1. 27
  1.  

  2. 5

    Personally, the most interesting aspect about this is the different ways you could represent the same information: schemaless (tuple, dict) vs schemaful (data class, named tuple), limited (NumPy arrays) vs effectively unlimited (others). The size of each object wouldn’t come into consideration except for extremely niche programs, such as those where the max size of each datum is known in advance (where NumPy arrays make sense).

    Also, how do each of these data types scale in memory if you have a million of them, each with a million fields?

    1. 1

      Store them in a more compact form such as pickle, and unpickle them ondemenad with a cache.

    2. 5

      This seems like it’s probably misleading, because it’s measuring the overhead of the high-level data structure and not accounting for how the size in memory will vary according to what you put in there. If you only ever store (Python) int and short strings containing code points from the latin-1 range, it’ll look very different than if you store, say, longer strings containing code points outside latin-1 (will at least double the storage for the string) or more complex types like lists or dicts.
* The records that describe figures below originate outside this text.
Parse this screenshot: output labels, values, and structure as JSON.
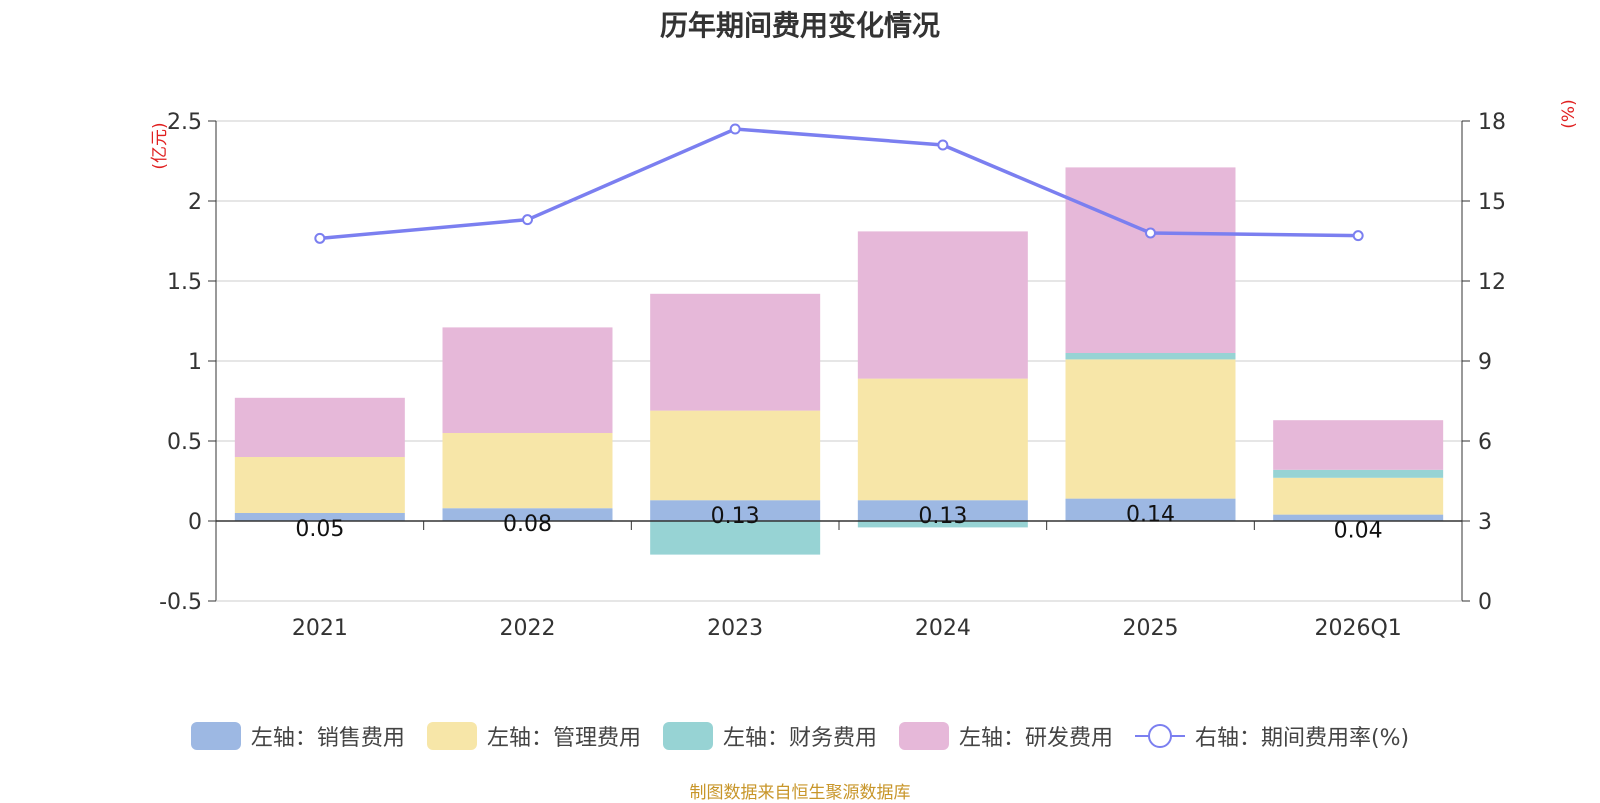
{
  "chart_data": {
    "type": "bar",
    "title": "历年期间费用变化情况",
    "categories": [
      "2021",
      "2022",
      "2023",
      "2024",
      "2025",
      "2026Q1"
    ],
    "left_axis": {
      "label": "(亿元)",
      "ylim": [
        -0.5,
        2.5
      ],
      "ticks": [
        "2.5",
        "2",
        "1.5",
        "1",
        "0.5",
        "0",
        "-0.5"
      ]
    },
    "right_axis": {
      "label": "(%)",
      "ylim": [
        0,
        18
      ],
      "ticks": [
        "18",
        "15",
        "12",
        "9",
        "6",
        "3",
        "0"
      ]
    },
    "series": [
      {
        "name": "左轴：销售费用",
        "kind": "bar",
        "color": "#9db8e3",
        "values": [
          0.05,
          0.08,
          0.13,
          0.13,
          0.14,
          0.04
        ]
      },
      {
        "name": "左轴：管理费用",
        "kind": "bar",
        "color": "#f7e6a8",
        "values": [
          0.35,
          0.47,
          0.56,
          0.76,
          0.87,
          0.23
        ]
      },
      {
        "name": "左轴：财务费用",
        "kind": "bar",
        "color": "#97d3d4",
        "values": [
          0.0,
          0.0,
          -0.21,
          -0.04,
          0.04,
          0.05
        ]
      },
      {
        "name": "左轴：研发费用",
        "kind": "bar",
        "color": "#e6b8d9",
        "values": [
          0.37,
          0.66,
          0.73,
          0.92,
          1.16,
          0.31
        ]
      },
      {
        "name": "右轴：期间费用率(%)",
        "kind": "line",
        "axis": "right",
        "color": "#7b7ff0",
        "values": [
          13.6,
          14.3,
          17.7,
          17.1,
          13.8,
          13.7
        ]
      }
    ],
    "data_labels": [
      "0.05",
      "0.08",
      "0.13",
      "0.13",
      "0.14",
      "0.04"
    ],
    "legend_position": "bottom"
  },
  "source_text": "制图数据来自恒生聚源数据库"
}
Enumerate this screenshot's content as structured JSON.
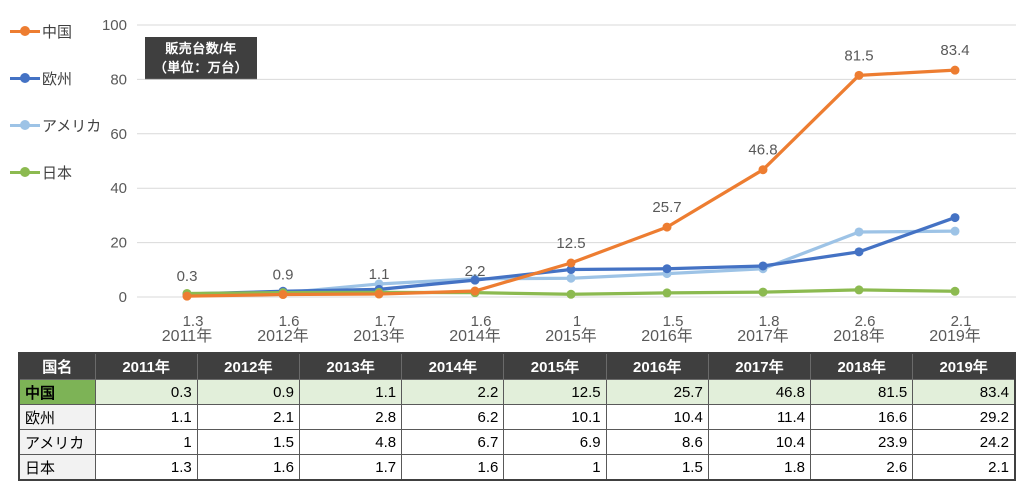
{
  "chart_data": {
    "type": "line",
    "title": "",
    "unit_label_line1": "販売台数/年",
    "unit_label_line2": "（単位：万台）",
    "categories": [
      "2011年",
      "2012年",
      "2013年",
      "2014年",
      "2015年",
      "2016年",
      "2017年",
      "2018年",
      "2019年"
    ],
    "series": [
      {
        "name": "中国",
        "color": "#ED7D31",
        "values": [
          0.3,
          0.9,
          1.1,
          2.2,
          12.5,
          25.7,
          46.8,
          81.5,
          83.4
        ],
        "data_labels": "above-points"
      },
      {
        "name": "欧州",
        "color": "#4472C4",
        "values": [
          1.1,
          2.1,
          2.8,
          6.2,
          10.1,
          10.4,
          11.4,
          16.6,
          29.2
        ],
        "data_labels": "none"
      },
      {
        "name": "アメリカ",
        "color": "#9DC3E6",
        "values": [
          1,
          1.5,
          4.8,
          6.7,
          6.9,
          8.6,
          10.4,
          23.9,
          24.2
        ],
        "data_labels": "none"
      },
      {
        "name": "日本",
        "color": "#8CBA50",
        "values": [
          1.3,
          1.6,
          1.7,
          1.6,
          1,
          1.5,
          1.8,
          2.6,
          2.1
        ],
        "data_labels": "below-axis"
      }
    ],
    "xlabel": "",
    "ylabel": "",
    "ylim": [
      0,
      100
    ],
    "yticks": [
      0,
      20,
      40,
      60,
      80,
      100
    ],
    "grid": true,
    "legend_position": "left",
    "tick_color": "#595959",
    "gridline_color": "#D9D9D9",
    "data_label_color": "#595959"
  },
  "table": {
    "name_header": "国名",
    "year_headers": [
      "2011年",
      "2012年",
      "2013年",
      "2014年",
      "2015年",
      "2016年",
      "2017年",
      "2018年",
      "2019年"
    ],
    "rows": [
      {
        "name": "中国",
        "values": [
          0.3,
          0.9,
          1.1,
          2.2,
          12.5,
          25.7,
          46.8,
          81.5,
          83.4
        ],
        "highlight": true
      },
      {
        "name": "欧州",
        "values": [
          1.1,
          2.1,
          2.8,
          6.2,
          10.1,
          10.4,
          11.4,
          16.6,
          29.2
        ],
        "highlight": false
      },
      {
        "name": "アメリカ",
        "values": [
          1,
          1.5,
          4.8,
          6.7,
          6.9,
          8.6,
          10.4,
          23.9,
          24.2
        ],
        "highlight": false
      },
      {
        "name": "日本",
        "values": [
          1.3,
          1.6,
          1.7,
          1.6,
          1,
          1.5,
          1.8,
          2.6,
          2.1
        ],
        "highlight": false
      }
    ]
  },
  "colors": {
    "header_bg": "#3F3F3F",
    "china_name_bg": "#7DB356",
    "china_row_bg": "#E2EFDA",
    "name_col_bg": "#F2F2F2"
  }
}
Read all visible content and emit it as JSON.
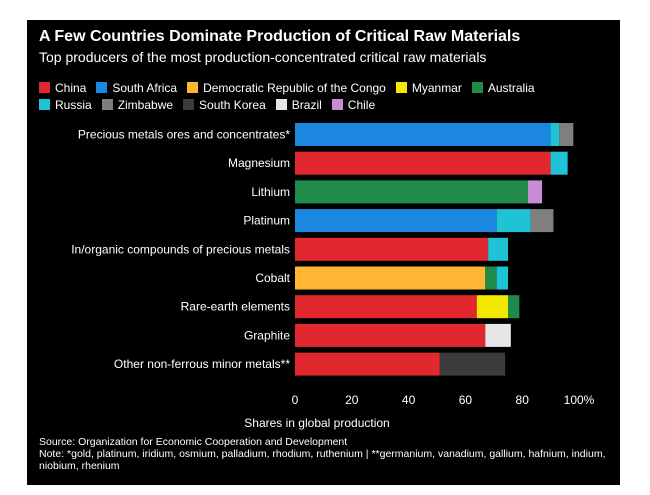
{
  "chart_data": {
    "type": "bar",
    "orientation": "horizontal",
    "stacked": true,
    "title": "A Few Countries Dominate Production of Critical Raw Materials",
    "subtitle": "Top producers of the most production-concentrated critical raw materials",
    "xlabel": "Shares in global production",
    "xlim": [
      0,
      100
    ],
    "xticks": [
      "0",
      "20",
      "40",
      "60",
      "80",
      "100%"
    ],
    "grid": false,
    "legend_position": "top",
    "categories": [
      "Precious metals ores and concentrates*",
      "Magnesium",
      "Lithium",
      "Platinum",
      "In/organic compounds of precious metals",
      "Cobalt",
      "Rare-earth elements",
      "Graphite",
      "Other non-ferrous minor metals**"
    ],
    "series": [
      {
        "name": "China",
        "color": "#e0282e",
        "values": [
          0,
          90,
          0,
          0,
          68,
          0,
          64,
          67,
          51
        ]
      },
      {
        "name": "South Africa",
        "color": "#1c87e0",
        "values": [
          90,
          0,
          0,
          71,
          0,
          0,
          0,
          0,
          0
        ]
      },
      {
        "name": "Democratic Republic of the Congo",
        "color": "#ffb733",
        "values": [
          0,
          0,
          0,
          0,
          0,
          67,
          0,
          0,
          0
        ]
      },
      {
        "name": "Myanmar",
        "color": "#f4e800",
        "values": [
          0,
          0,
          0,
          0,
          0,
          0,
          11,
          0,
          0
        ]
      },
      {
        "name": "Australia",
        "color": "#1f8a4c",
        "values": [
          0,
          0,
          82,
          0,
          0,
          4,
          4,
          0,
          0
        ]
      },
      {
        "name": "Russia",
        "color": "#1fc3d6",
        "values": [
          3,
          6,
          0,
          12,
          7,
          4,
          0,
          0,
          0
        ]
      },
      {
        "name": "Zimbabwe",
        "color": "#7f7f7f",
        "values": [
          5,
          0,
          0,
          8,
          0,
          0,
          0,
          0,
          0
        ]
      },
      {
        "name": "South Korea",
        "color": "#3c3c3c",
        "values": [
          0,
          0,
          0,
          0,
          0,
          0,
          0,
          0,
          23
        ]
      },
      {
        "name": "Brazil",
        "color": "#e6e6e6",
        "values": [
          0,
          0,
          0,
          0,
          0,
          0,
          0,
          9,
          0
        ]
      },
      {
        "name": "Chile",
        "color": "#c98bd4",
        "values": [
          0,
          0,
          5,
          0,
          0,
          0,
          0,
          0,
          0
        ]
      }
    ],
    "source": "Source: Organization for Economic Cooperation and Development",
    "note": "Note: *gold, platinum, iridium, osmium, palladium, rhodium, ruthenium | **germanium, vanadium, gallium, hafnium, indium, niobium, rhenium"
  }
}
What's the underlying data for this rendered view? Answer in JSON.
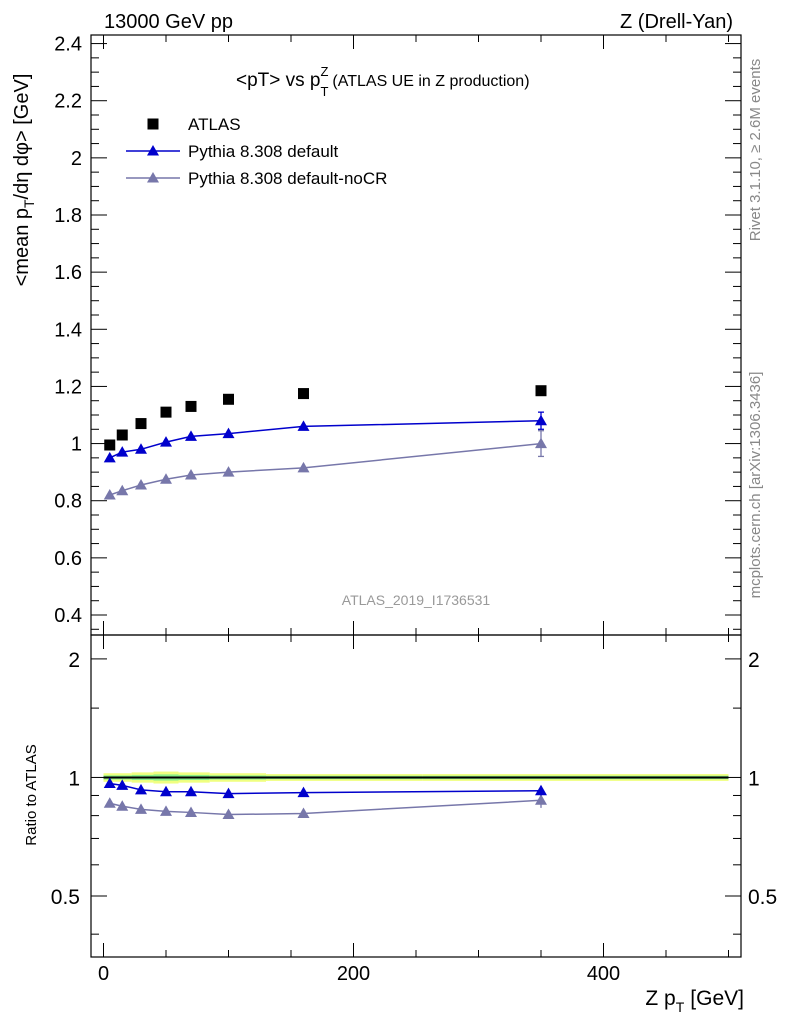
{
  "header": {
    "left": "13000 GeV pp",
    "right": "Z (Drell-Yan)"
  },
  "side_labels": {
    "rivet": "Rivet 3.1.10, ≥ 2.6M events",
    "mcplots": "mcplots.cern.ch [arXiv:1306.3436]"
  },
  "chart_data": {
    "type": "scatter",
    "title_main": "<pT> vs p",
    "title_sup": "Z",
    "title_sub": "T",
    "title_suffix": "(ATLAS UE in Z production)",
    "analysis_id": "ATLAS_2019_I1736531",
    "xlabel_main": "Z p",
    "xlabel_sub": "T",
    "xlabel_unit": "[GeV]",
    "ylabel_parts": [
      "<mean p",
      "T",
      "/dη dφ> [GeV]"
    ],
    "ratio_ylabel": "Ratio to ATLAS",
    "xlim": [
      -10,
      510
    ],
    "ylim": [
      0.33,
      2.43
    ],
    "ratio_ylim": [
      0.35,
      2.3
    ],
    "x_ticks": [
      "0",
      "200",
      "400"
    ],
    "y_ticks": [
      "0.4",
      "0.6",
      "0.8",
      "1",
      "1.2",
      "1.4",
      "1.6",
      "1.8",
      "2",
      "2.2",
      "2.4"
    ],
    "ratio_ticks": [
      "0.5",
      "1",
      "2"
    ],
    "legend_placement": "top-left",
    "colors": {
      "data": "#000000",
      "default": "#0000cc",
      "nocr": "#7777aa",
      "band_outer": "#f0ff80",
      "band_inner": "#88ee88"
    },
    "series": [
      {
        "name": "ATLAS",
        "x": [
          5,
          15,
          30,
          50,
          70,
          100,
          160,
          350
        ],
        "y": [
          0.995,
          1.03,
          1.07,
          1.11,
          1.13,
          1.155,
          1.175,
          1.185
        ]
      },
      {
        "name": "Pythia 8.308 default",
        "x": [
          5,
          15,
          30,
          50,
          70,
          100,
          160,
          350
        ],
        "y": [
          0.95,
          0.97,
          0.98,
          1.005,
          1.025,
          1.035,
          1.06,
          1.08
        ],
        "err": [
          0.01,
          0.01,
          0.01,
          0.01,
          0.01,
          0.01,
          0.01,
          0.03
        ],
        "ratio": [
          0.965,
          0.955,
          0.93,
          0.92,
          0.92,
          0.91,
          0.915,
          0.925
        ]
      },
      {
        "name": "Pythia 8.308 default-noCR",
        "x": [
          5,
          15,
          30,
          50,
          70,
          100,
          160,
          350
        ],
        "y": [
          0.82,
          0.835,
          0.855,
          0.875,
          0.89,
          0.9,
          0.915,
          1.0
        ],
        "err": [
          0.01,
          0.01,
          0.01,
          0.01,
          0.01,
          0.01,
          0.01,
          0.045
        ],
        "ratio": [
          0.86,
          0.845,
          0.83,
          0.82,
          0.815,
          0.805,
          0.81,
          0.875
        ]
      }
    ]
  }
}
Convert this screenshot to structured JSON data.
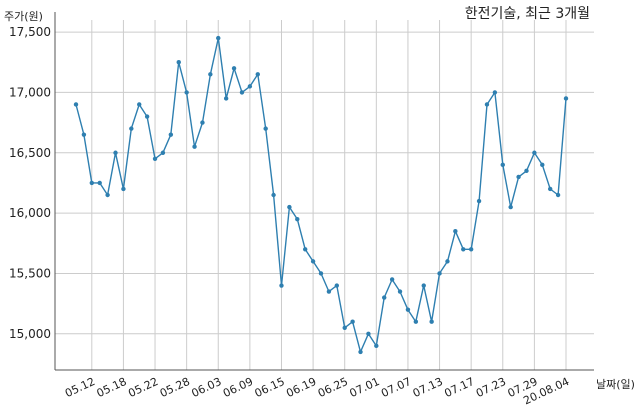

      The string storage varies because internally Python always uses a fixed-width encoding, but chooses it per-string as the narrowest one capable of encoding the widest code point in the string — 1, 2, or 4 bytes.

      1. 2

        The string storage varies because internally Python always uses a fixed-width encoding, but chooses it per-string as the narrowest one capable of encoding the widest code point in the string — 1, 2, or 4 bytes.

        I thought that python used utf-8 internally. TIL, I guess.

        https://peps.python.org/pep-0393/

        1. 2

          As the PEP says, Python used to do either 2-byte (with surrogates) or 4-byte internal Unicode and which one was a compile-time flag baked into the interpreter. Then Python 3.3 switched to the dynamic per-string encoding choice used ever since.

          The advantages of this are that strings are always fixed-width storage — which is convenient for a lot of interactions with them, both at the Python and underlying C level — but without the inefficiency of UTF-32. There are cases where this makes better use of memory than “UTF-8 always” (since Python can get the first 256 code points in 1-byte encoding while UTF-8 can only get the first 128), and cases where it doesn’t (since a single code point past 256 switches the whole string to a wider encoding).

          1. 3

            What’s an example of an algorithm where fixed width code points is actually useful?

            1. 1

              Iterating is a lot easier with fixed width. Indexing is a lot easier with fixed width. Calculating length is a lot easier with fixed width.

              I know a lot of people really like to say that you shouldn’t be allowed to do those things to Unicode, but there are enough real-world use cases which require them that there’s no reason not to have them be that little bit nicer.

              Also it avoids the issue of how to expose variable-width storage to the programmer; in the old days before PEP 393, a “narrow” (2-byte Unicode) build of Python would leak lone surrogates up to the programmer. But if you’re going to normalize them to avoid that you have a complex API design problem of how to achieve that. Currently Python strings are iterables of code points, not of bytes or code units, which is a cleaner abstraction all around.

          2. 1

            Does any language use utf-8 internally? That seems like a very slow choice if you are doing a lot of string manipulation.

            1. 1

              Swift does for most purposes. If that is too slow, you are probably not dealing with proper strings.

              1. 1

                It doesn’t seem like it’s actually storing anything as UTF-8 in memory, but rather a collection of Character objects, which to me seems to be a subclass of an integer by reading the documentation. That is pretty much the OOP way of implementing strings as far as I can tell.

                1. 1

                  Storage is UTF-8 according to https://www.swift.org/blog/utf8-string/

                  A Character is a Unicode grapheme cluster and is realised on a much higher level than pure storage.

          3. 2

            Also, I don’t know if it’s still the case, but I know that it at least used to be true that Python dict aggressively resizes to keep the hash table sparse, so even if you use the lowest-memory-overhead container you can find, putting even a single dict inside that container is likely to wipe out all your careful micro-optimizing choices.

          4. 1

            How useful for me! Thank you for posting this.